BIRCH

Last updated October 07, 2023 • 8 min readFrom Wikipedia, The Free Encyclopedia

BIRCH (balanced iterative reducing and clustering using hierarchies) is an unsupervised data mining algorithm used to perform hierarchical clustering over particularly large data-sets.^[1] With modifications it can also be used to accelerate k-means clustering and Gaussian mixture modeling with the expectation–maximization algorithm.^[2] An advantage of BIRCH is its ability to incrementally and dynamically cluster incoming, multi-dimensional metric data points in an attempt to produce the best quality clustering for a given set of resources (memory and time constraints). In most cases, BIRCH only requires a single scan of the database.

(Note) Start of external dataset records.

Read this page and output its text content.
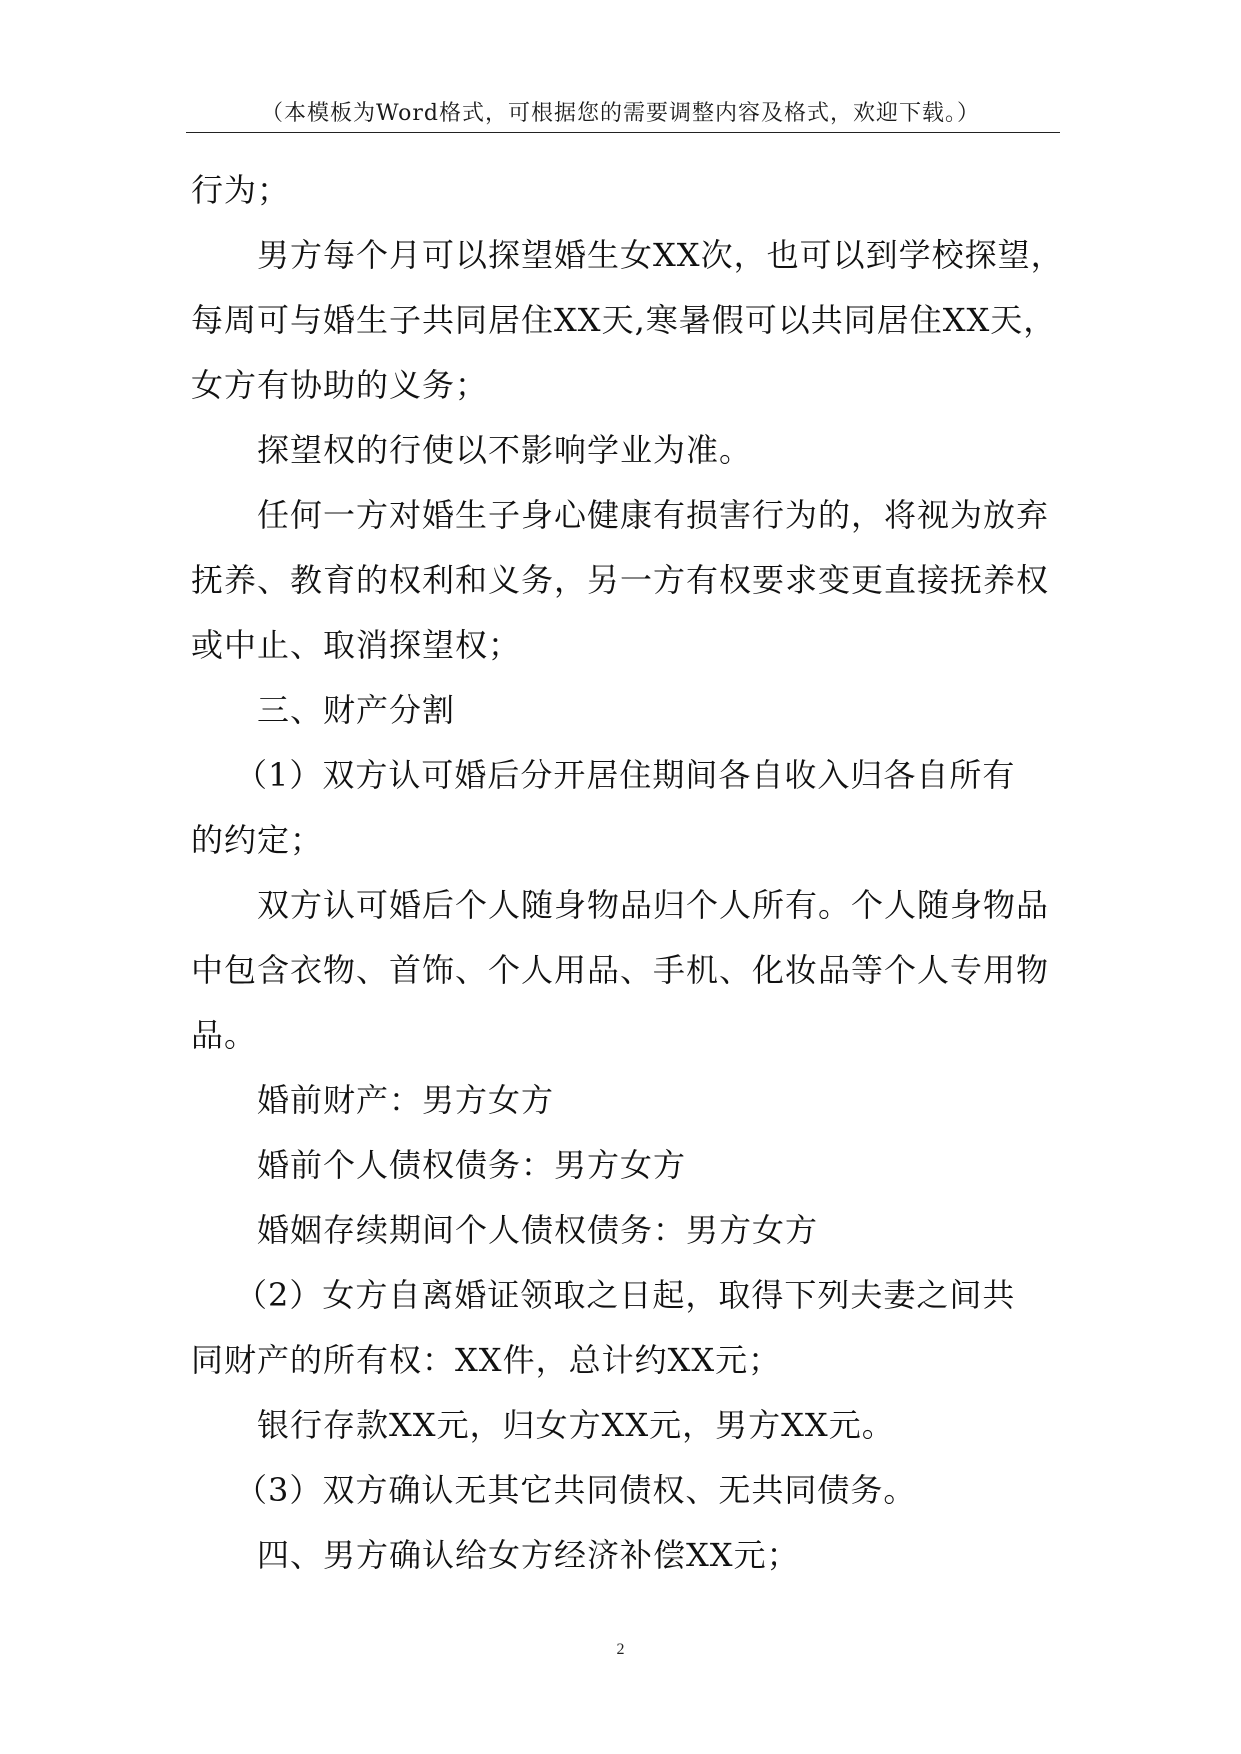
（本模板为Word格式，可根据您的需要调整内容及格式，欢迎下载。）
行为；
男方每个月可以探望婚生女XX次，也可以到学校探望，
每周可与婚生子共同居住XX天,寒暑假可以共同居住XX天，
女方有协助的义务；
探望权的行使以不影响学业为准。
任何一方对婚生子身心健康有损害行为的，将视为放弃
抚养、教育的权利和义务，另一方有权要求变更直接抚养权
或中止、取消探望权；
三、财产分割
（1）双方认可婚后分开居住期间各自收入归各自所有
的约定；
双方认可婚后个人随身物品归个人所有。个人随身物品
中包含衣物、首饰、个人用品、手机、化妆品等个人专用物
品。
婚前财产：男方女方
婚前个人债权债务：男方女方
婚姻存续期间个人债权债务：男方女方
（2）女方自离婚证领取之日起，取得下列夫妻之间共
同财产的所有权：XX件，总计约XX元；
银行存款XX元，归女方XX元，男方XX元。
（3）双方确认无其它共同债权、无共同债务。
四、男方确认给女方经济补偿XX元；
2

Problem with previous methods

Previous clustering algorithms performed less effectively over very large databases and did not adequately consider the case wherein a data-set was too large to fit in main memory. As a result, there was a lot of overhead maintaining high clustering quality while minimizing the cost of additional IO (input/output) operations. Furthermore, most of BIRCH's predecessors inspect all data points (or all currently existing clusters) equally for each 'clustering decision' and do not perform heuristic weighting based on the distance between these data points.

Advantages with BIRCH

It is local in that each clustering decision is made without scanning all data points and currently existing clusters. It exploits the observation that the data space is not usually uniformly occupied and not every data point is equally important. It makes full use of available memory to derive the finest possible sub-clusters while minimizing I/O costs. It is also an incremental method that does not require the whole data set in advance.

Algorithm

The BIRCH algorithm takes as input a set of $N$ data points, represented as real-valued vectors, and a desired number of clusters $K$ . It operates in four phases, the second of which is optional.

The first phase builds a clustering feature ( $CF$ ) tree out of the data points, a height-balanced tree data structure, defined as follows:

Given a set of N d-dimensional data points, the clustering feature $CF$ $BIRCH$ of the set is defined as the triple $CF=(N,{\overrightarrow {LS}},SS)$ $BIRCH$ , where
- ${\overrightarrow {LS}}=\sum _{i=1}^{N}{\overrightarrow {X_{i}}}$ is the linear sum.
- $SS=\sum _{i=1}^{N}({\overrightarrow {X_{i}}})^{2}$ is the square sum of data points.
Clustering features are organized in a CF tree, a height-balanced tree with two parameters:^{[ clarification needed ]} branching factor $B$ and threshold $T$ . Each non-leaf node contains at most $B$ entries of the form $[CF_{i},child_{i}]$ , where $child_{i}$ is a pointer to its $i$ th child node and $CF_{i}$ the clustering feature representing the associated subcluster. A leaf node contains at most $L$ entries each of the form $[CF_{i}]$ . It also has two pointers prev and next which are used to chain all leaf nodes together. The tree size depends on the parameter $T$ . A node is required to fit in a page of size $P$ . $B$ and $L$ are determined by $P$ . So $P$ can be varied for performance tuning. It is a very compact representation of the dataset because each entry in a leaf node is not a single data point but a subcluster.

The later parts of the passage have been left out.